Wahlen in der Samtgemeinde Grafschaft Hoya

von Dr. Clemens Dillmann
Wahlen in der Samtgemeinde

Zuerst einmal Glückwunsch an die Menschen, die diese Wahl organisiert und durchgeführt haben. Der Empfang in den Wahllokalen, die Kontrolle der Unterlagen und evtl. notwendige Hilfestellungen waren nett und kompetent. Als dann aber auch die Ergebnisse schon so zügig direkt nach der Wahl bekannt gegeben wurden, war ich wirklich beeindruckt.

Bürgermeisterwahl

Das Ergebnis der Bürgermeisterwahl war einerseits keine große Überraschung. Eigentlich alle rechneten mit einem Kopf-an-Kopf-Rennen zwischen dem CDU-Kandidaten, Wilhelm Schröder und dem parteilosen Detlef Meyer. Wenn es eine Überraschung gab, dann die, dass Meyer nur gerade mal 200 Stimmen fehlten um die Sache schon im ersten Wahlgang zu entscheiden. Knapp 47% der Stimmen waren für ihn abgegeben worden, Schröder kam nur auf 25%.
Dennoch ist man bei CDU offenbar der festen Überzeugung, dass man in der Stichwahl die Stimmen von Dr. Harries-Lehmann und Sven Bäuerle übernehmen kann.
Detlef Meyer, derzeit noch Verwaltungschef in Heemsen, der beinahe doppelt so viele Stimmen wie sein nächstbester Kontrahend bekam, ist weder enttäuscht noch erleichtert, sondern ruft seine Wähler schlicht dazu auf, auch bei der Stichwahl wählen zu gehen und nicht darauf zu vertrauen, dass der Vorsprung schon reichen werde.
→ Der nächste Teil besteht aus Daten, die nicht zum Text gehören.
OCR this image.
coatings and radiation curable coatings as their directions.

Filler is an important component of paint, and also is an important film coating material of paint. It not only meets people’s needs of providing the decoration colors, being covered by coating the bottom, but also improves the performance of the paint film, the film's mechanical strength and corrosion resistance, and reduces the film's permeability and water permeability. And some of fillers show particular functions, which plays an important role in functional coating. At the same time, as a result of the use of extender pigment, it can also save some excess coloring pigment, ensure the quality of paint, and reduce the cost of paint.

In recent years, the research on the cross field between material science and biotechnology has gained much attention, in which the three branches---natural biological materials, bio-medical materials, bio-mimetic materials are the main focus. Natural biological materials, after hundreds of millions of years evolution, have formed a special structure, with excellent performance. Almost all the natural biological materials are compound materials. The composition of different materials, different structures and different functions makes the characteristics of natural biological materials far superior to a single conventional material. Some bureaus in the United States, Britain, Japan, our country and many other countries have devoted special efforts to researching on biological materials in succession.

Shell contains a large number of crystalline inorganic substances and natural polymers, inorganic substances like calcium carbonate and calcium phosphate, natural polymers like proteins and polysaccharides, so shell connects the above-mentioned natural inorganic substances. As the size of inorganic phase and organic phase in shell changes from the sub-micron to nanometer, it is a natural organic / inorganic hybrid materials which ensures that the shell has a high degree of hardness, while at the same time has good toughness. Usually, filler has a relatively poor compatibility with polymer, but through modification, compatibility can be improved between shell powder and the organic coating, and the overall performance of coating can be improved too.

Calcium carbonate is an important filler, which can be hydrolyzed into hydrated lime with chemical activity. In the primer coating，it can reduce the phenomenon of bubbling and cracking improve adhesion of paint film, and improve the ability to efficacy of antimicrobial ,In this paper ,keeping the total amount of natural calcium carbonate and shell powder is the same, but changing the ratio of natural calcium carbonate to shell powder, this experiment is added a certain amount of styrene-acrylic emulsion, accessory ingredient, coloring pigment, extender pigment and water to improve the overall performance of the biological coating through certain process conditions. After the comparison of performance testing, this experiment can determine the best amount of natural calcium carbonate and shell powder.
Alle Kandidaten zeigten sich unzufrieden mit der Wahlbeteiligung, denn nur knapp die Hälfte der Wahlberechtigten hatte überhaupt ihre Stimme abgegeben.
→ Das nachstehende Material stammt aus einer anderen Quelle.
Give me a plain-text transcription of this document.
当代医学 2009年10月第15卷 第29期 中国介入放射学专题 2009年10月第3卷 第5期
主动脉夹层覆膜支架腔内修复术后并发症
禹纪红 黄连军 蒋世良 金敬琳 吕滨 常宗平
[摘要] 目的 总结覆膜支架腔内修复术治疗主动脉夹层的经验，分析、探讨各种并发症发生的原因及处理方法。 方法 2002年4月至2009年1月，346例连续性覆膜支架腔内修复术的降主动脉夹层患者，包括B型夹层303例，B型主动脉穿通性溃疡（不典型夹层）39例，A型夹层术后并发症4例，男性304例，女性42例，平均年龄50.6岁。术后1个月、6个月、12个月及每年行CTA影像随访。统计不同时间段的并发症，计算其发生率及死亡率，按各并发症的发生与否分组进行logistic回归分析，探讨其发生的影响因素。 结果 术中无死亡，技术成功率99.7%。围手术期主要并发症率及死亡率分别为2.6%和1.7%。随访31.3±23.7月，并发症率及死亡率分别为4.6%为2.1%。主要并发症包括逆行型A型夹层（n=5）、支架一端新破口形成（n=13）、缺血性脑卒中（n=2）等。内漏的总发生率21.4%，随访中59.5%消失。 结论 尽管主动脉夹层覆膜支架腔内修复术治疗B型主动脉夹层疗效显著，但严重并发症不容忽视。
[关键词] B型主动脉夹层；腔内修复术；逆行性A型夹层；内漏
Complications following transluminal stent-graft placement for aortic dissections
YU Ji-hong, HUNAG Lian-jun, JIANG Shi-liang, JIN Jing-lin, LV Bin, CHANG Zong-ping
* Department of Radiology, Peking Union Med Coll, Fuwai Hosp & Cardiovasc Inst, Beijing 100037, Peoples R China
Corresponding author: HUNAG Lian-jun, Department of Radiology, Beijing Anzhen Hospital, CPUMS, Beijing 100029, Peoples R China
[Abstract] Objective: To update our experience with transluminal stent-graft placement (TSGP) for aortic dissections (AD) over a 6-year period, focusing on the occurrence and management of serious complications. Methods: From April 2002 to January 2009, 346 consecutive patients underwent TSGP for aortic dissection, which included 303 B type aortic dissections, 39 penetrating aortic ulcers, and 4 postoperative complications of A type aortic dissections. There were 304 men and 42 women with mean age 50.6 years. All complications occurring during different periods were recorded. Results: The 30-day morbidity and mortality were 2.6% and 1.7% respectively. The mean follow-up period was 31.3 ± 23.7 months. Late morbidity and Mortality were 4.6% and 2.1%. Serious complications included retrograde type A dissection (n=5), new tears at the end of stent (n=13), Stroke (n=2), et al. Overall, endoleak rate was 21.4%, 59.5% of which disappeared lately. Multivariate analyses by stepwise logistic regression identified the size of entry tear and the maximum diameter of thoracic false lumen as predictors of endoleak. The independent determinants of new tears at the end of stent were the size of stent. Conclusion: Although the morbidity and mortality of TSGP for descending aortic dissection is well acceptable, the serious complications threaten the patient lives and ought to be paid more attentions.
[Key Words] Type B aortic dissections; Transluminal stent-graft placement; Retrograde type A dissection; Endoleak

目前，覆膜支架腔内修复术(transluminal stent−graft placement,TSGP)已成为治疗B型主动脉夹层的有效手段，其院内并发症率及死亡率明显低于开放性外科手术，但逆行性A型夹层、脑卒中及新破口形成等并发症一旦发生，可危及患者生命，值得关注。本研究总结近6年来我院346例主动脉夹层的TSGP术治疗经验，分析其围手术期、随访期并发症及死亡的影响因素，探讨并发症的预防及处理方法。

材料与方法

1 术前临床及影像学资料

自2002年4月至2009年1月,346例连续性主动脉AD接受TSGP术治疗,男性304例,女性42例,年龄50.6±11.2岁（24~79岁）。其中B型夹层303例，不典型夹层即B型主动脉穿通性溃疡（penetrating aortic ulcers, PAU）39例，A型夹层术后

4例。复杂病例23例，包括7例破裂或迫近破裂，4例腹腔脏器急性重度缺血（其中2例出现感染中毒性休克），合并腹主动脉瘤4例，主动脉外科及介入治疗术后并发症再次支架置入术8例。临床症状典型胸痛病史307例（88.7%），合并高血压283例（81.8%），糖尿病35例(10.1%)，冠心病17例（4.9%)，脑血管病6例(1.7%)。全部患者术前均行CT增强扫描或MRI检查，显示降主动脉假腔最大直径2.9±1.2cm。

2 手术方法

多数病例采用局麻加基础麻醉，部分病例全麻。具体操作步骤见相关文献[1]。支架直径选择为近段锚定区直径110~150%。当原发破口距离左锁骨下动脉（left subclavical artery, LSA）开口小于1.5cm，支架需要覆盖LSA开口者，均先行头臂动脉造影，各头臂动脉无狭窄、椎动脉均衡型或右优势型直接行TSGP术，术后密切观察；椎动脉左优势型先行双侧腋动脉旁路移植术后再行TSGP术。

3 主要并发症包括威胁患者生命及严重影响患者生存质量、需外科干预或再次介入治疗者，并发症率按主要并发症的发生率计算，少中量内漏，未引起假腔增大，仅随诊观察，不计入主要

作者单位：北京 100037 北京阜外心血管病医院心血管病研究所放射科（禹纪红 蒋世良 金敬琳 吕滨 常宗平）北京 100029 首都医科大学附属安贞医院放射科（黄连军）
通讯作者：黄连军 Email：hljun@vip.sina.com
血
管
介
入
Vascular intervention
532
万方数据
Während die Kreiszeitung davon spricht, dass die CDU bei den Stimmen vorne liegt, kann man mit der gleichen Berechtigung sagen, dass die CDU deutlich verloren hat. Die Zahl der zu vergebenden Sitze betrug dieses Mal 38, bisher waren es 46 (18 Eystrup und 28 Hoya). Es waren also ca. 17,5% weniger Sitze zu vergeben. Die CDU verlor jedoch mehr als 26% ihrer Sitze (17 statt bisher 23). Die SPD blieb auf ihrem Level mit 13 statt bisher 16 Sitze. Die Grünen und die FDP gewannen einen Sitz hinzu, das Bürgerforum bekam zum ersten Mal einen Sitz und die UWGSH wurde von 4 auf 2 Sitze halbiert.